La division générale n’a pas commis d’erreur de droit

[32] La prestataire soutient que la division générale a mal interprété son argument lorsqu’elle a conclu qu’elle demandait que des mesures d’adaptation soient prises à son égard. Elle soutient que le fait qu’elle subissait des tests médicaux signifie qu’il était raisonnable pour elle de tenir pour acquis qu’elle ne ferait pas l’objet de mesures disciplinaires. Cela s’explique par le fait que l’employeur a l’obligation de prendre des mesures d’adaptation à son égard.

[33] Les observations et le témoignage de la prestataire devant la division générale ont tous deux confirmé qu’elle avait reçu la politique de l’employeur le 7 septembre 2021. Elle savait que la politique prévoyait que les employés devaient présenter une preuve de vaccination ou une exemption médicale ou fondée sur des croyances au plus tard le 20 septembre 2021. Elle savait également que l’omission de s’y conformer pourrait entraîner des mesures disciplinairesNote de bas de page 18.

[34] La division générale a établi le critère juridique pour l’inconduite.
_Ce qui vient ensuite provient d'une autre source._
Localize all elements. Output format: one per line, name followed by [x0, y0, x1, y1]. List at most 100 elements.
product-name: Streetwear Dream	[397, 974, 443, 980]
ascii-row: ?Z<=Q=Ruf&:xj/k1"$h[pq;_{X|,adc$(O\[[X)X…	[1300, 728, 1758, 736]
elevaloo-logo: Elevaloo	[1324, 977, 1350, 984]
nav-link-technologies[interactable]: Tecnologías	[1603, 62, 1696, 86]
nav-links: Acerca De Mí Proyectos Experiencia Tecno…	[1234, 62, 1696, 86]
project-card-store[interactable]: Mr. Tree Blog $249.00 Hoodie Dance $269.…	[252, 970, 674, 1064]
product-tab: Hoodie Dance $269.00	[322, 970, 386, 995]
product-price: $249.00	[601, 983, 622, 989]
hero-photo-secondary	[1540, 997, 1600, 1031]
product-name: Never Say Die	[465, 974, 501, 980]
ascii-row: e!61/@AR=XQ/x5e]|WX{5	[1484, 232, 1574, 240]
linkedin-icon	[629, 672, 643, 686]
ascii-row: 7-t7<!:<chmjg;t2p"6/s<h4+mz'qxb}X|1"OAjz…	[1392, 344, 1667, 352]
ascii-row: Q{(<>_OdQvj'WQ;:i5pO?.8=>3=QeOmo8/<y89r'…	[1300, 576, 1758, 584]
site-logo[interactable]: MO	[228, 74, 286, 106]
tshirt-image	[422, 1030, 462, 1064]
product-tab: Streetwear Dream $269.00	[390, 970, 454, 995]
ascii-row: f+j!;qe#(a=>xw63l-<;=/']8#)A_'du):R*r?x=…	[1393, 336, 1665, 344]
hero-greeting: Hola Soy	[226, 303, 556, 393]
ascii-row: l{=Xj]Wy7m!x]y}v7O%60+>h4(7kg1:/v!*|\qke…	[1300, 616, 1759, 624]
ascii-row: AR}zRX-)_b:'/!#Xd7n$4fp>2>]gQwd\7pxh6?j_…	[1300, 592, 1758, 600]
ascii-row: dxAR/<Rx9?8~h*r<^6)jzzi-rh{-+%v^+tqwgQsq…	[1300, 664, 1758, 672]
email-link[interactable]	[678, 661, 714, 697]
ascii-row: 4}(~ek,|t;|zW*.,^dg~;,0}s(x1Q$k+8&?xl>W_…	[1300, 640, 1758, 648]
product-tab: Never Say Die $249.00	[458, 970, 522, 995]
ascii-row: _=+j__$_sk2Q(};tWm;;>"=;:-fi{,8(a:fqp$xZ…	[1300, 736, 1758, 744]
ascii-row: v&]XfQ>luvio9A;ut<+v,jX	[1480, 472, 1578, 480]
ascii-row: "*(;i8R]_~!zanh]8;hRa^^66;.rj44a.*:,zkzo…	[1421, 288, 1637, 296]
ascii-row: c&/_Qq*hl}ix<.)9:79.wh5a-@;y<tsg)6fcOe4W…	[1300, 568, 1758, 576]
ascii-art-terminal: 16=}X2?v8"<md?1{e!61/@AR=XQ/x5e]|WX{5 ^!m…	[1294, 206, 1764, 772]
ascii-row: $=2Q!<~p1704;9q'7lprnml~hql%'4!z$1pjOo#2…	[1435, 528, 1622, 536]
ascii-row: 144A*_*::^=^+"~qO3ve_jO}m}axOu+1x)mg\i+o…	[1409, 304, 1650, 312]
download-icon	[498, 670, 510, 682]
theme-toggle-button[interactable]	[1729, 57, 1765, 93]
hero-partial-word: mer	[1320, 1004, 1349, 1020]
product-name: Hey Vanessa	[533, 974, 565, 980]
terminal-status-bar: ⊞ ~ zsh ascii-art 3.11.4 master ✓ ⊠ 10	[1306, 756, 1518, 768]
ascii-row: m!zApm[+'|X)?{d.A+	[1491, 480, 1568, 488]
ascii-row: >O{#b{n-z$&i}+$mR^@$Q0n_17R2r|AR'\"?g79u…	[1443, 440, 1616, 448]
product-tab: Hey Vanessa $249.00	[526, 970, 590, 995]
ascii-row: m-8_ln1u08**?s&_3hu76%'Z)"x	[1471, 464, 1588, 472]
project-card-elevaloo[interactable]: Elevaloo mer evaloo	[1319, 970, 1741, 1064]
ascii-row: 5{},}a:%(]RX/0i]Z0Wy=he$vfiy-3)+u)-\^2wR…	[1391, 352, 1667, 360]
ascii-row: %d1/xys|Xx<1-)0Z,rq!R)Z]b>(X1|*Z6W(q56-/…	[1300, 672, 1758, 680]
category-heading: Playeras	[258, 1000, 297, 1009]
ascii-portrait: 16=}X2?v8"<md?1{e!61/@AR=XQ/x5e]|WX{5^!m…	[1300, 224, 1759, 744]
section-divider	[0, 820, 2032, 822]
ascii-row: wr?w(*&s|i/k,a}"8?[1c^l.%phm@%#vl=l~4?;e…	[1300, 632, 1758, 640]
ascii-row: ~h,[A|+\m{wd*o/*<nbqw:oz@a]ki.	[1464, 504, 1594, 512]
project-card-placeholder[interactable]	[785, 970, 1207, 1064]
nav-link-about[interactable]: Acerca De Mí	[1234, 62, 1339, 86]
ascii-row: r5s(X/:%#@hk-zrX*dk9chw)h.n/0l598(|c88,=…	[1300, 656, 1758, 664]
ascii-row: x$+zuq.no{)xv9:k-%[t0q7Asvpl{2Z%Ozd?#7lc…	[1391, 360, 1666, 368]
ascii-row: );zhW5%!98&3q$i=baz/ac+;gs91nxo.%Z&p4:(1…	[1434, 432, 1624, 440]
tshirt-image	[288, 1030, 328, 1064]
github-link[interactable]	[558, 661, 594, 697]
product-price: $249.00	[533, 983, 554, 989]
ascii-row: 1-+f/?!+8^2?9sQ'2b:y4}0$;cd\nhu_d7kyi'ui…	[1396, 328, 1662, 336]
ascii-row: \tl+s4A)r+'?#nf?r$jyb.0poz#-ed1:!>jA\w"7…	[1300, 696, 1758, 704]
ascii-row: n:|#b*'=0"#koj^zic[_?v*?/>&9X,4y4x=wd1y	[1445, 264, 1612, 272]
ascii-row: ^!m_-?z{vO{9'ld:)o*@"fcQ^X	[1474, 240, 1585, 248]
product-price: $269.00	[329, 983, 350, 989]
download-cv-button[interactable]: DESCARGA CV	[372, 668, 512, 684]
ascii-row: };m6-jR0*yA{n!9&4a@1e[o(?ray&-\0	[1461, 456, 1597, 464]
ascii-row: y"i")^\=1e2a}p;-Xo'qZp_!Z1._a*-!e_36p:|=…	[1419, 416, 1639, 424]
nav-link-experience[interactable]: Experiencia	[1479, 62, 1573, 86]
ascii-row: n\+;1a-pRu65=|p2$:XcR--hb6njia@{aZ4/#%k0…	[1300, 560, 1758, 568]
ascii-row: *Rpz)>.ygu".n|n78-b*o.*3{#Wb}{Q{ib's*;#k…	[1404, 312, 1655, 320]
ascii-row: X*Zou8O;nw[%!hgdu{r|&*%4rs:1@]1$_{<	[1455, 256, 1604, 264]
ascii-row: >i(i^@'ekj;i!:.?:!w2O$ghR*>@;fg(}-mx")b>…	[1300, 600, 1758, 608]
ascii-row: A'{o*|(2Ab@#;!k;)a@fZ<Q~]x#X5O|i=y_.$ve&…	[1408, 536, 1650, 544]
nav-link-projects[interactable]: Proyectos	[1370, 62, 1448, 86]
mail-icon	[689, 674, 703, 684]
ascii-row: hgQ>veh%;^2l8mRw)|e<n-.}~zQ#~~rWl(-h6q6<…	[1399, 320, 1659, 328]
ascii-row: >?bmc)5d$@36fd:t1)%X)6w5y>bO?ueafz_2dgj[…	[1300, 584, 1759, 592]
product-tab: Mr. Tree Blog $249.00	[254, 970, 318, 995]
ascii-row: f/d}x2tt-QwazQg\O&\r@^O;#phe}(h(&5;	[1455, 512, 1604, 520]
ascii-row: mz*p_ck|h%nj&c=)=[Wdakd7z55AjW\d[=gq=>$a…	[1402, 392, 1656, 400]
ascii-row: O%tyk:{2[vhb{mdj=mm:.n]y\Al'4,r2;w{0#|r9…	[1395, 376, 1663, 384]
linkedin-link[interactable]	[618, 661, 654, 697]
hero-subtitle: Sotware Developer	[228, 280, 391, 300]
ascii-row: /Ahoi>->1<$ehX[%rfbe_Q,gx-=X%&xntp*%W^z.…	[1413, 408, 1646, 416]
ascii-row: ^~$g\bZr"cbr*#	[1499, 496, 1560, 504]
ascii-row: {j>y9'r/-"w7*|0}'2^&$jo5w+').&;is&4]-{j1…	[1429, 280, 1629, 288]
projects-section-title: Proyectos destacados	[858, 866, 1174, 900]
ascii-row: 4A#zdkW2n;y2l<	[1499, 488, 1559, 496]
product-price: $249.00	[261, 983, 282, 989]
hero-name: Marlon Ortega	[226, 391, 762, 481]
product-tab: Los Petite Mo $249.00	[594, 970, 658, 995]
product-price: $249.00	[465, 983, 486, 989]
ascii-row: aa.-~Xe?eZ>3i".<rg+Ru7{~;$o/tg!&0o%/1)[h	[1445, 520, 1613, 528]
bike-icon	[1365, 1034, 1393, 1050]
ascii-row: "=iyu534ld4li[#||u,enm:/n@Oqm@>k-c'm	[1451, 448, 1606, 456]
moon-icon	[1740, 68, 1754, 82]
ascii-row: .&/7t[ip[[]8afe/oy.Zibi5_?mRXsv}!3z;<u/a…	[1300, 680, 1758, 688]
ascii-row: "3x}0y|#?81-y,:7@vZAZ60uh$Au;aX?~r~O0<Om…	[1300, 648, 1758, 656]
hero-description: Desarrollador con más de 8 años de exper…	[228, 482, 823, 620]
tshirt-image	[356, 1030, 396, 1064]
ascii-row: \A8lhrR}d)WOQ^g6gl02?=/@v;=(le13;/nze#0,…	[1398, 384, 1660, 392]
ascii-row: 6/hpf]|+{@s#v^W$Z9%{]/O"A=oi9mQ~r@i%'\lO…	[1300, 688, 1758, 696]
Elle a souligné qu’il y a inconduite si la prestataire savait, ou aurait dû savoir, qu’elle pourrait faire l’objet de mesures disciplinaires en raison de sa conduiteNote de bas de page 19.

[35] Il ne ressort pas clairement du dossier que la division générale a mal interprété les arguments de la prestataire. Dans son avis d’appel à la division générale, la prestataire mentionne les communications avec l’employeur et les efforts continus pour faire l’objet d’une évaluation médicale après la date de sa suspension. La prestataire soutient qu’elle a été congédiée de façon prématurée avant de pouvoir déterminer si elle pouvait se conformer à la politique sur le plan médical.

[36] La division générale note dans sa décision que la prestataire a finalement été licenciée le 14 février 2022. Sa compétence se limitait à la décision de réexamen concernant la suspension de la prestataire et elle n’a tiré aucune conclusion concernant le licenciementNote de bas de page 20. Il ne ressort pas clairement du dossier que la prestataire soutenait qu’elle ne croyait pouvoir faire l’objet d’aucune mesure disciplinaire en attendant de subir un test médical. 

[37] La prestataire souligne qu’elle a fait valoir qu’elle croyait raisonnablement ne pas pouvoir faire l’objet de mesures disciplinaires et non qu’elle avait demandé que des mesures d’adaptation soient prises à son égard. Je ne crois pas que cet argument ait été suffisamment clair pour que l’omission de la division générale de l’aborder de façon claire constitue une erreur de droit. De plus, j’ai conclu ci‑dessus qu’il y avait suffisamment d’éléments de preuve indiquant que la prestataire était consciente des conséquences possibles du non‑respect de la politique.

[38] Je conclus que la distinction dans l’argument auquel la prestataire fait référence n’aurait eu aucune incidence sur le résultat étant donné les conclusions de fait de la division générale concernant la connaissance par la prestataire de la date limite du 20 septembre fixée par la politique et des conséquences possibles d’une omission de s’y conformer.

[39] La division générale a appliqué le critère juridique approprié aux faits. Elle n’a pas commis d’erreur lorsqu’elle a conclu que la prestataire ne se conformait pas à la politique de l’employeur lorsqu’elle a été suspendue. Elle a conclu que cette conduite était consciente et que la prestataire en connaissait les conséquences potentielles. Compte tenu de ces conclusions, la division générale a jugé que les exigences relatives à l’inconduite au sens de la Loi étaient respectées.

[40] Je conclus que les arguments de la prestataire ne démontrent pas l’existence d’une erreur de droit de la part de la division générale. La division générale n’a pas fondé sa décision sur une erreur de fait importante lorsqu’elle a conclu que la prestataire avait été suspendue en raison d’une inconduite.   

Conclusion

[41] L’appel est rejeté. La division générale n’a pas commis d’erreur qui relève des moyens d’appel autorisés.